Trading into DTI had already been turned on its head before the recent storage issues because of burgeoning production from the Marcellus Shale. Dominion used to trade at a consistent premium to the Henry Hub, but it has traded at a negative differential to Henry since May 2013. That negative basis has blown out in recent months, moving from minus a nickel in May and June 2013 to nearly minus $1 in January 2014.
While production has accelerated, drilling activity in the Marcellus Shale has remained fairly level over the last year.

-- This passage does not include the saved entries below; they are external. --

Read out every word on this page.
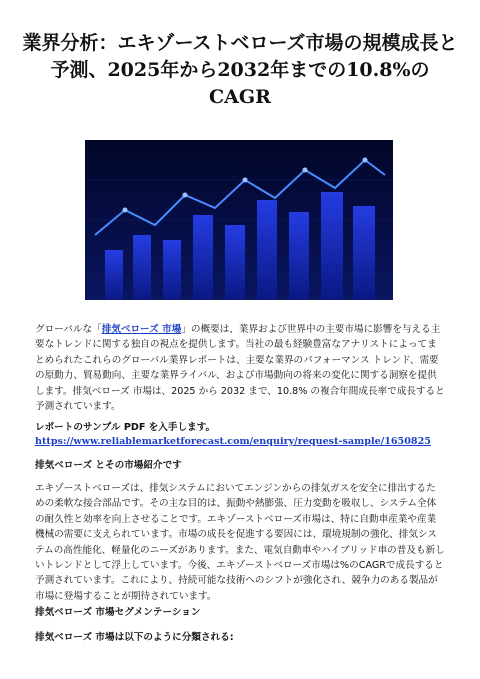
業界分析：エキゾーストベローズ市場の規模成長と予測、2025年から2032年までの10.8%のCAGR

グローバルな「排気ベローズ 市場」の概要は、業界および世界中の主要市場に影響を与える主要なトレンドに関する独自の視点を提供します。当社の最も経験豊富なアナリストによってまとめられたこれらのグローバル業界レポートは、主要な業界のパフォーマンス トレンド、需要の原動力、貿易動向、主要な業界ライバル、および市場動向の将来の変化に関する洞察を提供します。排気ベローズ 市場は、2025 から 2032 まで、10.8% の複合年間成長率で成長すると予測されています。

レポートのサンプル PDF を入手します。
https://www.reliablemarketforecast.com/enquiry/request-sample/1650825
排気ベローズ とその市場紹介です

エキゾーストベローズは、排気システムにおいてエンジンからの排気ガスを安全に排出するための柔軟な接合部品です。その主な目的は、振動や熱膨張、圧力変動を吸収し、システム全体の耐久性と効率を向上させることです。エキゾーストベローズ市場は、特に自動車産業や産業機械の需要に支えられています。市場の成長を促進する要因には、環境規制の強化、排気システムの高性能化、軽量化のニーズがあります。また、電気自動車やハイブリッド車の普及も新しいトレンドとして浮上しています。今後、エキゾーストベローズ市場は%のCAGRで成長すると予測されています。これにより、持続可能な技術へのシフトが強化され、競争力のある製品が市場に登場することが期待されています。

排気ベローズ 市場セグメンテーション
排気ベローズ 市場は以下のように分類される:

According to Baker Hughes, there were 86 rigs at work in the Marcellus for the week ending Jan. 24, down one from the previous week and five fewer than the corresponding week a year ago.
The recent polar vortex underscored the need for gas limits, DTI said. Jan. 6-8 was the coldest period in DTI’s market area since early 1994, forcing restrictions in Ohio and Central markets for the first time in the company’s operating history. And voluntary responses during the cold snap “fell far short of DTI’s receipt requirements at southern interconnects,” the company said.
DTI has expanded the use of southern storage to augment flows from north to south, but that support can no longer continue.
Beginning Feb. 1, or earlier if operations dictate, DTI said it will institute one or more of the following actions:
As a reference point, DTI said the allocation would have impacted 300,000-600,000 Dth/d if it had been implemented in January.
Separately, prompted by two compressor units going down Jan. 22-23 at its Borger station in Tompkins County, NY, Dominion on Thursday evening issued a force majeure advisory. By Friday morning, unit 2 at the station was back in service; unit 4 remained down, according to Dominion.